Natural Gas Just Got A Whole Lot More Interesting
Since the beginning of the year, we have been uninterested in natural gas. Lower 48 gas production was much higher y-o-y resulting in total gas supplies exceeding total gas demand growth. This resulted in a rangebound market with no clear direction for much of the year. But taking today's price action aside, fundamentals just got a whole lot more interesting.
Here is a chart comparing total gas supplies vs. total gas demand. What do you notice?
For the first time this year, demand growth y-o-y is now above gas supply growth.
Throughout our NGF this year, we repeatedly said that two things needed to happen for us to be interested in natural gas again:
Lower 48 gas production to fall.
Storage to normalize.
With injection season slated to end over the next 5-weeks, storage peak is near, and with production falling, this winter is going to be very interesting.

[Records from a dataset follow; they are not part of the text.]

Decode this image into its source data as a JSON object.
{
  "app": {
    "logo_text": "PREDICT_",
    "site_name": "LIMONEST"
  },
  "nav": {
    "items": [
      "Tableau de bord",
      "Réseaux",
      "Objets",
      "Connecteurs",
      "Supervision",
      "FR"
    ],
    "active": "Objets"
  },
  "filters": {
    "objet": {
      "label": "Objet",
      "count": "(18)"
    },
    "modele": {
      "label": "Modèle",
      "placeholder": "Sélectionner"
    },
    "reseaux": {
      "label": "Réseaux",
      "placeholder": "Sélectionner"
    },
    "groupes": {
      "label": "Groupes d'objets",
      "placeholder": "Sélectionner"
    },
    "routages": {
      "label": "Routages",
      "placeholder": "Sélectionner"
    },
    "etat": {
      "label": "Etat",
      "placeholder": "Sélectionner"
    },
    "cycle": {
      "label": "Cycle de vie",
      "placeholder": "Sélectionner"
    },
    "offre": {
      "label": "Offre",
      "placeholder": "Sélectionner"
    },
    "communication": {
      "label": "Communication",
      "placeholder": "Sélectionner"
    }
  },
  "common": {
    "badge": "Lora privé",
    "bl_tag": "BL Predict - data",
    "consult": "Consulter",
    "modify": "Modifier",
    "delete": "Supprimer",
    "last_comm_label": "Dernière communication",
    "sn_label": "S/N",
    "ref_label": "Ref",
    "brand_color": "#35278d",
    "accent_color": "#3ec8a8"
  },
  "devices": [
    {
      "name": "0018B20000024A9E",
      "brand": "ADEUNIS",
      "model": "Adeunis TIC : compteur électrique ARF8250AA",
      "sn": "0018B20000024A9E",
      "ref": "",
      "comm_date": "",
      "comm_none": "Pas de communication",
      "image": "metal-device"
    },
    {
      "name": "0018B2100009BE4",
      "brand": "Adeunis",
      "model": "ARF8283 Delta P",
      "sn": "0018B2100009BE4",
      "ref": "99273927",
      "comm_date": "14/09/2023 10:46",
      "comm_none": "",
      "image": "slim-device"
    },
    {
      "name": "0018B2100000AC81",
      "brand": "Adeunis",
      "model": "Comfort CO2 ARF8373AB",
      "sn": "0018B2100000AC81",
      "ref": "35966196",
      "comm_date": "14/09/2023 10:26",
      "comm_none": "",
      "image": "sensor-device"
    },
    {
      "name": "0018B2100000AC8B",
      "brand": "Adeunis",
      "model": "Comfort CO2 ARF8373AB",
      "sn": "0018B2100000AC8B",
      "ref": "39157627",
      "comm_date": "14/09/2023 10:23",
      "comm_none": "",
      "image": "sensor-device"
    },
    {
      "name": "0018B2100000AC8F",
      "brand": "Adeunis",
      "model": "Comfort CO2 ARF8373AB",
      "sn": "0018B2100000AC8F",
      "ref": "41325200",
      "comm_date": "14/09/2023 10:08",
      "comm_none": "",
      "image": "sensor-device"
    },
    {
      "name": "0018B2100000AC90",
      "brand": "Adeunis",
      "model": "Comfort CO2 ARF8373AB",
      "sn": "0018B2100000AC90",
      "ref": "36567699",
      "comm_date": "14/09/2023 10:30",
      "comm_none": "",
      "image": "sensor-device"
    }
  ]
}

Physically speaking, natural gas balances have also been more bullish than we estimated.
EIA's storage report today of 86 Bcf was below our estimate of 90 Bcf. And looking at our balances over the next few weeks, we have revised total injections lower.
We have also estimated that natural gas storage finishes April 2024 around 1.615 Tcf, or below the 5-year average. This will require a normal winter, however, so Mother Nature will play a big role in determining this outcome.
Low prices cure low prices...
Since late last year, one of the biggest headwinds against natural gas was the relentless production growth.
Thanks to persistently low prices throughout the year, we are finally starting to see weakness creep back into production. In terms of oil production, we are also seeing the same thing as US oil production growth stalls out.
Now for those of you who did not get a chance to read our US oil production update, please be reminded that EIA changed its methodology. To make an apples-to-apples comparison on production, we need to adjust how much US oil production finished Dec 2022. We estimate production was closer to ~12.8 million b/d.
At the current trajectory for Lower 48 gas production, we think the exit range will be between ~99 to ~100.5 Bcf/d. This would put us flat y-o-y. If so, US oil production today is running around ~13 million b/d, so this would result in a 200k b/d decrease. Again, associated gas production has always been a good leading indicator for US shale oil production.
The combination of lower US oil production and low natural gas prices will push Lower 48 gas production lower. Despite the earlier surprise to ~103.5 Bcf/d, Lower 48 gas production was unable to maintain that. And given the current frac spread count, we don't think there's much growth left into year-end.
Simply put, because we don't expect Lower 48 gas production to grow from now to April 2024, that's why you are suddenly seeing gas storage balances flip to a negative. It really is that simple.